Search code examples
apache-zookeeperetcdpaxosconsensusraft

Is a replication log necessary to achieve linearizability in distributed store


The Raft algorithm used by etcd and ZAB algorithm by Zookeeper are both using replication log to update a state machine.

I was wondering if it's possible to design a similar system by simply using leader election and versioned values. And why those system decided to use a replication log.

I my example if we have the following setup

  • machine A (Leader), contain version 1
  • machine B (Follower), contain version 1
  • machine C (Follower), contain version 1

And the write would go like this:

  1. Machine A receive Write request and store pending write V2
  2. Machine A send prepare request to Machine B and Machine C
  3. Followers (Machine B and Machine C) send Acknowledge to leader (Machine A)
  4. After Leader (machine A) receive Acknowledge from quorum of machine, it know V2 is now commited and send success response to client
  5. Leader (machine a) send finalize request to Follower (machine A and Machine B) to inform them that V2 is commited and V1 could be discarded.

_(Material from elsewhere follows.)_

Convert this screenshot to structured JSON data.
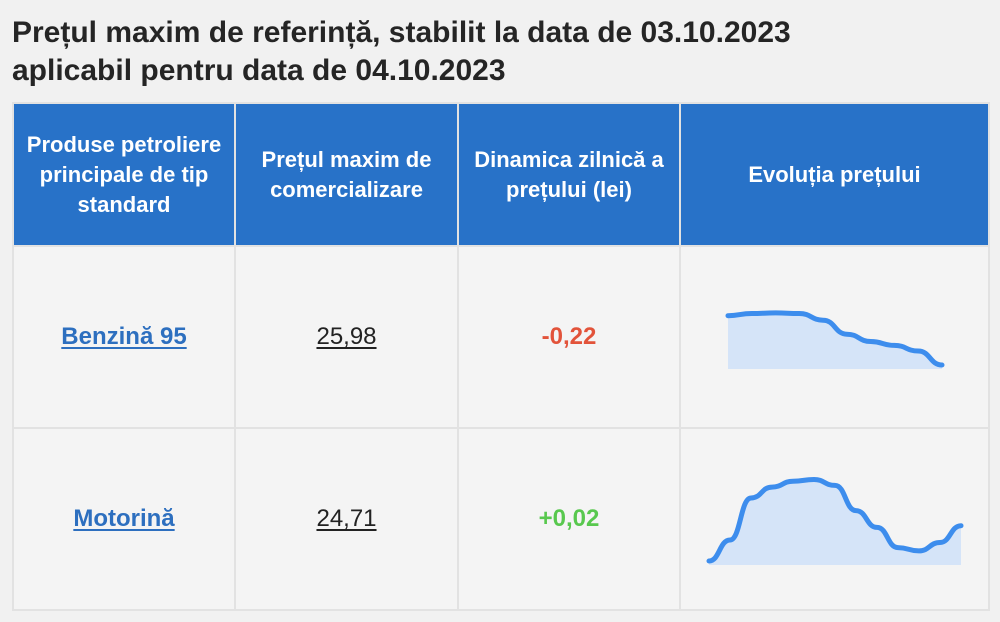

For this system to work, On leader change after acquiring leader Lease the leader machine have to get the latest data version by reading from a quorum of node before accepting Request.


Solution

  • The raft algorithm in ETCD and ZAB algorithm in Zookeeper are both using replication log to update a state machine. I was wondering if it's possible to design a similar system by simply using leader election and versioned values.

    Yes, it's possible to achieve consensus/linearizability without log replication. Originally the consensus problem was solved in the Paxos Made Simple paper by Leslie Lamport (1998). He described two algorithms: Single Decree Paxos to to build a distributed linearizable write-once register and Multi-Paxos to make a distributed state machine on top of append only log (an ordered array of write-once registers).

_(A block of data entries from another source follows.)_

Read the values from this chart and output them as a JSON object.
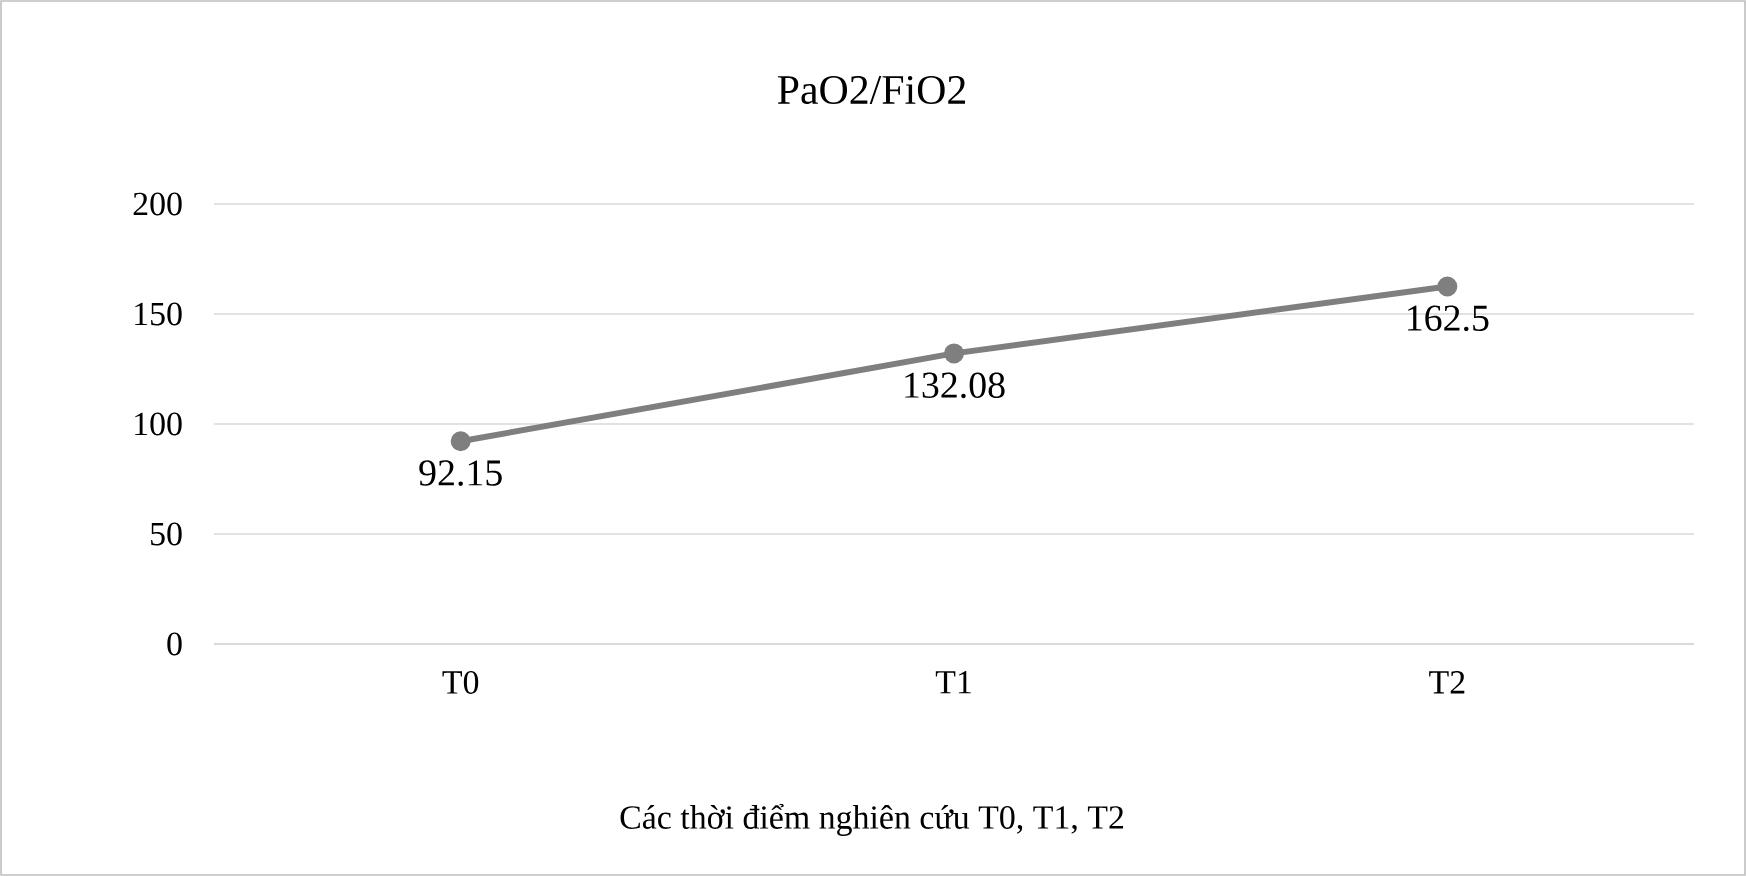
{
  "chart_data": {
    "type": "line",
    "title": "PaO2/FiO2",
    "xlabel": "Các thời điểm nghiên cứu T0, T1, T2",
    "categories": [
      "T0",
      "T1",
      "T2"
    ],
    "series": [
      {
        "color": "#7f7f7f",
        "values": [
          92.15,
          132.08,
          162.5
        ]
      }
    ],
    "ylim": [
      0,
      200
    ],
    "yticks": [
      0,
      50,
      100,
      150,
      200
    ],
    "grid": "y",
    "marker": "circle",
    "line_style": "solid",
    "data_labels": true
  }
}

    Append only logs is much more powerful abstraction than write-once registers therefore it isn't surprising that people chose logs over registers. Besides, until Vertical Paxos (2009) was published, log replication was the only consensus protocol capable of cluster membership change; what is vital for multiple tasks: if you can't replace failed nodes then eventually your cluster becomes unavailable.

    Yet Vertical Paxos is a good paper, it was much easier for me to understand the Raft's idea of cluster membership via the joint consensus, so I wrote a post on how to adapt the Raft's way for Single Decree Paxos.

    With time the "write-once" nature of the Single Decree Paxos was also resolved turning write-once registers into distributed linearizable variables, a quite powerful abstraction suitable for the many use cases. In the wild I saw that approach in the Treode database. If you got interested I blogged about this improved SDP in the How Paxos Works post.

    So now when we have an alternative to logs it makes sense to consider it because log based replication is complex and has intrinsic limitations:

    • with logs you need to care about log compaction and garbage collection
    • size of the log is limited by the size of one node
    • protocols for splitting a log and migration to a new cluster are not well-known

    And why those system decided to use a replication log.

    The log-based approach is older that the alternative, so it has more time to gain popularity.

    About your example

    It's hard to evaluate it, because you didn't describe how the leader election happens and the conflicts between leaders are resolved, what is the strategy to handle failures and how to change membership of the cluster.

    I believe if you describe them carefully you'll get a variant of Paxos.